Although most of the clothes were designed to conceal the baby bump, the most iconic of the maternity outfits was worn to celebrate the pregnancy. A baby shower for Jones was held at 4am in a New York nightclub, to which she turned up in what is now known simply as the "Grace Jones maternity dress".
The ensemble was built using cardboard sheets, which formed angled sections around her protruding stomach. Bright yellow fabric lined the inside of the shapes, with grey and blue material covering the outside – both serving to distract from the bulge concealed by a vertical black panel underneath.
But it didn't stop there. A huge triangular blue form capped the shoulder of a billowing black sleeve on the right arm, while a similar sleeve in white covered the left. She also wore a triangular red, yellow and white hat decorated with a stuck-on exclamation mark.

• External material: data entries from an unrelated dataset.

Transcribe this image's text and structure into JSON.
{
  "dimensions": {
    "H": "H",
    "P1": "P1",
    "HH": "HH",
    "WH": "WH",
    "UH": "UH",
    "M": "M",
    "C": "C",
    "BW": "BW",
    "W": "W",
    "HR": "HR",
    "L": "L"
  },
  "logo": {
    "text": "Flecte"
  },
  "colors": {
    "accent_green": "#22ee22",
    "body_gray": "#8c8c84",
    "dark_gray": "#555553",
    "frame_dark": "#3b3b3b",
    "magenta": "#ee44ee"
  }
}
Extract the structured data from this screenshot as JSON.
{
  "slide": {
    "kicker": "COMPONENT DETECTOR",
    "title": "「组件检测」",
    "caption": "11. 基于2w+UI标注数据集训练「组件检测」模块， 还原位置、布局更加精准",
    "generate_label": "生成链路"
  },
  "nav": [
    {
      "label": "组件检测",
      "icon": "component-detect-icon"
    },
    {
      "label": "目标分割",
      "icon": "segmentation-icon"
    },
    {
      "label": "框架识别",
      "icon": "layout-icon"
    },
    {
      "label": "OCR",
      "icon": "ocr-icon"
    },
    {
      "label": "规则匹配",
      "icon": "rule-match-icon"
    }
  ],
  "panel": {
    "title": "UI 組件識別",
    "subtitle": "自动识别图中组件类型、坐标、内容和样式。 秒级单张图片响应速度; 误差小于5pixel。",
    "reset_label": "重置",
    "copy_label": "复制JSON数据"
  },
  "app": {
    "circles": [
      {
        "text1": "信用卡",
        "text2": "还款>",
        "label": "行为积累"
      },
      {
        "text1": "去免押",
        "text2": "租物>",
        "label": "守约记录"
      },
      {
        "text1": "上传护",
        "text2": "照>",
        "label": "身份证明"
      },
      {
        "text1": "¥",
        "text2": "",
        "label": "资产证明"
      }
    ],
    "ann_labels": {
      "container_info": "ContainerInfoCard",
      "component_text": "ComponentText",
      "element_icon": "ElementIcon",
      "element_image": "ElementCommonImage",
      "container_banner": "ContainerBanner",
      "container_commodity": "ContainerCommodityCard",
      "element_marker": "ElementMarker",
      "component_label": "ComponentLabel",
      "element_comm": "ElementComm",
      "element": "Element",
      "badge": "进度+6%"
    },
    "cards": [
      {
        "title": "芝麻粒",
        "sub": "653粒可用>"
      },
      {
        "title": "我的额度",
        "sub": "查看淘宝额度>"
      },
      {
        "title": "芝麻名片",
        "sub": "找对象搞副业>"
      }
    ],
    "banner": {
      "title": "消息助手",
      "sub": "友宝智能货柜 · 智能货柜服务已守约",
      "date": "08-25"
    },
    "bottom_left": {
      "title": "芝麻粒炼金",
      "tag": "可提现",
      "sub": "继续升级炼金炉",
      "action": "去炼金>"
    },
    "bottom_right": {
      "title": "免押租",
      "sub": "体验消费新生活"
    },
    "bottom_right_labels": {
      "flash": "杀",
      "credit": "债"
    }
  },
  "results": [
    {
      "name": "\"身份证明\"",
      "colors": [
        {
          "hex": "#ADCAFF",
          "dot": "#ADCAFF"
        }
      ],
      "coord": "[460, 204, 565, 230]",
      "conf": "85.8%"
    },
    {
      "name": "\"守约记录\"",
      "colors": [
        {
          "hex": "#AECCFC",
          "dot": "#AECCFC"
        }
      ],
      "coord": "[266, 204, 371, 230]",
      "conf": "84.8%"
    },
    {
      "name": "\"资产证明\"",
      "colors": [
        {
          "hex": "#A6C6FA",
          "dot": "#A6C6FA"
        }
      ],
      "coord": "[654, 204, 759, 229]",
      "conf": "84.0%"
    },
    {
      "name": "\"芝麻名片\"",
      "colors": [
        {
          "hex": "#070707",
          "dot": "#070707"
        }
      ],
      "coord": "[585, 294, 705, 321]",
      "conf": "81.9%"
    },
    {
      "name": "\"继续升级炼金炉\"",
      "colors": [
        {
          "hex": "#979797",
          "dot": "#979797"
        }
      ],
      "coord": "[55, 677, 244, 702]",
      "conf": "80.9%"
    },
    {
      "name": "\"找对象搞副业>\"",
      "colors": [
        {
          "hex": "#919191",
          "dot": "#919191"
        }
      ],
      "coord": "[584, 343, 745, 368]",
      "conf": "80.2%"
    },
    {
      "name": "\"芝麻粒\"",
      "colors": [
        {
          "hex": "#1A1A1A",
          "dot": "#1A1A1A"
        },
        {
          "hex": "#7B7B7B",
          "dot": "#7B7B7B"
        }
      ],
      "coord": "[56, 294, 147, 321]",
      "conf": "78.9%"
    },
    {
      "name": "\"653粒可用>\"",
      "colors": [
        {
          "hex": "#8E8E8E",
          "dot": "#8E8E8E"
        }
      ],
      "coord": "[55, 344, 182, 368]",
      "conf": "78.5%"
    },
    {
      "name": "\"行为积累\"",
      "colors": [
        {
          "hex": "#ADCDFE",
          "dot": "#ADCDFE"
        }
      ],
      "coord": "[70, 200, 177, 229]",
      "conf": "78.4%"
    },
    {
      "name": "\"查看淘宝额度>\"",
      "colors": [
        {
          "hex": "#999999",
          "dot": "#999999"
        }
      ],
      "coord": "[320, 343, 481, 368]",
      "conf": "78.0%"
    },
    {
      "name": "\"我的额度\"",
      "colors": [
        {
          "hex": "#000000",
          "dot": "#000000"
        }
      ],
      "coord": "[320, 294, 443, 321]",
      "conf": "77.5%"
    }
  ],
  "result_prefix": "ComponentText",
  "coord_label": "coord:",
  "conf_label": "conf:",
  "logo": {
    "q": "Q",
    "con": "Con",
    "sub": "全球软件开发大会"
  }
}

A particular photograph of Jones wearing the dress, in which she is shown winking and holding a pink fan, has since become an iconic image of both her and the Postmodern movement. It was used as the poster image for the V&A museum's Postmodernism: Style & Subversion 1970-1990 exhibition in 2011.
Goude and Jones continued to work together after their son, Paulo, was born in November 1979 – and Goude's artworks became just as iconic as Jones' music.
For the cover of 1985 album Slave to the Rhythm, a Polaroid image of Jones' face was cut-up and repeated in a way that extended and distorted her open mouth and angular buzzed haircut. Goude has previsouly described Jones as "beautiful and grotesque at the same time".
"She has such an interesting face," he told Dezeen. "The angles and her hair – there was something about her."
Another album sleeve, this time for Island Life released in the same year, shows her statuesque figure wearing nothing but two red fabric tubes covering her breasts and one knee.
She stands in profile on one leg, with one arm reaching back for her second leg and the other extended forward with a microphone in hand.
The impossible pose was again created by collaging sections of different photos, a technique that seems to have developed from the cutting and pasting of shapes that Goude used to form the maternity dress.
Goude and Jones eventually severed their romantic ties, but maintain their professional relationship to this day. Goude still owns the maternity outfit as part of his private collection.
His styling helped to elevate Jones to global success and cement her reputation as one of the most original artists of the 20th century. In a recently published memoir, Jones slammed current singers including Rihanna, Lady Gaga, Beyoncé and Miley Cyrus, who she claimed have all copied her.
"I have been so copied by those people who have made fortunes, people assume I am that rich," she said.
"But I did things for the excitement, the dare, the fact that it was new, not for the money, and too many times I was the first, not the beneficiary."
Now in his seventies, Goude continues to produce high-impact imagery, with recent work including adverts for Paris department store Galeries Lafayette, a campaign for fashion brand Kenzo and a series of covers for Paper Magazine's Winter 2014 issue.
One of the Paper covers shows a photograph of Kim Kardashian's nude bottom, while in another the reality TV star has a champagne glass balanced on her rear and liquid appears to tumble into it from a bottle in her hand. Both were accompanied by the text "Break the internet" – and became a viral sensation. "She has the strangest body," said Goude, who added that it was hard to compare Kardashian to Jones.
Without the help of the internet and social media, the maternity dress didn't receive quite so much attention at the time. However, the design demonstrates how Postmodernism extended past the boundaries of architecture and design, crossing disciplines to reach different corners of the creative world. Goude's dress encompassed art, graphics, music and fashion – nothing was safe.